Time moves differently inside a hospital, where you no longer feel yourself
move through time. You move toward or away from the patient's white
sheets, the dormitory cinder blocks, the cafeteria clatter; we moved toward
Joyce's tests, her naps, her feedings, the jagged puzzle-pieces of her
conversations.
We lost our appetites for time, and others took care of time for us. So
rather than beat our hearts against time, we relaxed and slipped from
medication to water cup, electrode to readout, empty to slightly less empty
urine bag. Events repeated themselves day after day like the line on an
electrocardiogram readout. Hypnotized by routine, we stopped watching
time. Yet time crawled toward us like some prehistoric, predatory tortoise.

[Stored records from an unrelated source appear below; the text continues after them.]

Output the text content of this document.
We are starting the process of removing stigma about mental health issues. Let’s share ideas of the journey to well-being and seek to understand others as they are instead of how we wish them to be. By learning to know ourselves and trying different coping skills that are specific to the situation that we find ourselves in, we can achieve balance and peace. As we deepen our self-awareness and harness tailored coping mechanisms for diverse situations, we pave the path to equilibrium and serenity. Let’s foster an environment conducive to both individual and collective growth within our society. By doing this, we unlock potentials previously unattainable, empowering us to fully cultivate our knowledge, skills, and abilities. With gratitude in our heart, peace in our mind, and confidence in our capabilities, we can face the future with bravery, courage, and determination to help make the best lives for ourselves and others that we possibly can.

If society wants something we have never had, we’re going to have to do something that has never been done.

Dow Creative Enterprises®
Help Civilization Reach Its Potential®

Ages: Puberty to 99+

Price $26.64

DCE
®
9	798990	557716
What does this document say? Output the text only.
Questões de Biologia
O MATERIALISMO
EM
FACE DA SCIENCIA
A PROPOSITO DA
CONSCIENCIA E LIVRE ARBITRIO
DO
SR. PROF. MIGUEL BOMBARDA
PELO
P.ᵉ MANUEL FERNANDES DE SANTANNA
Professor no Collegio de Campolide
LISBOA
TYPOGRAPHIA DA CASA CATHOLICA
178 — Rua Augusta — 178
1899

Around us, objects of metal, rubber, or sterile plastic became predictable
yet remained utterly foreign. We couldn't pretend to translate the flashes
and beeps of equipment, yet their rhythms pressed into our lungs, into our
sleep.
Fascination sat like a heavy child in our laps. We shifted it aside to
accommodate the hospital as normal, nothing to be frightened of -
naturally, one might always lie down to eat one's food from a plastic tray,
sip milk through a straw dipped in a paper carton.
One might always in the course of a day hike up one's gown for an
unnamed nurse to smear lotion over the white moonscape of one's belly.
One might hear the hue of one's urine discussed in front of one's father.
One might gasp for breath and quickly be fitted with the clear cup of a
flexible oxygen mask.
To blink at life is to invite life's trammeling. We pretended that hospital
time was the only sort of time, and that none of the hospital's
accoutrements or incidents bewildered us.
Amidst our pretence, Joyce lay ponderous and sullen. New nurses gulped,
first seeing her. Two nurses struggled to lift Joyce when the sheets were
soiled; two nurses braced and hoisted her when she slid down in the bed
and couldn't wiggle upward to straighten her spine.
Beside her bed, a blue curtain on an oval track fell in its quiet drape against
the wall. Like a trophied spear against the sky, a bag of blood hung atop a
pole beside the curtain.
"Why is she losing blood?" I asked Dr. Abu. In our accustomed poses near
the nurse's station, we greeted one another with mirthless smiles of
comfort and with the usual audit: I held still so he could gauge my balance
of worry and detachment; he let me watch him mask his exhaustion, pull a
scarf of strength across his face.
His dark eyes were like closed boxes, his voice, deep and floating as if
toward shore, from a boat on the ocean at night.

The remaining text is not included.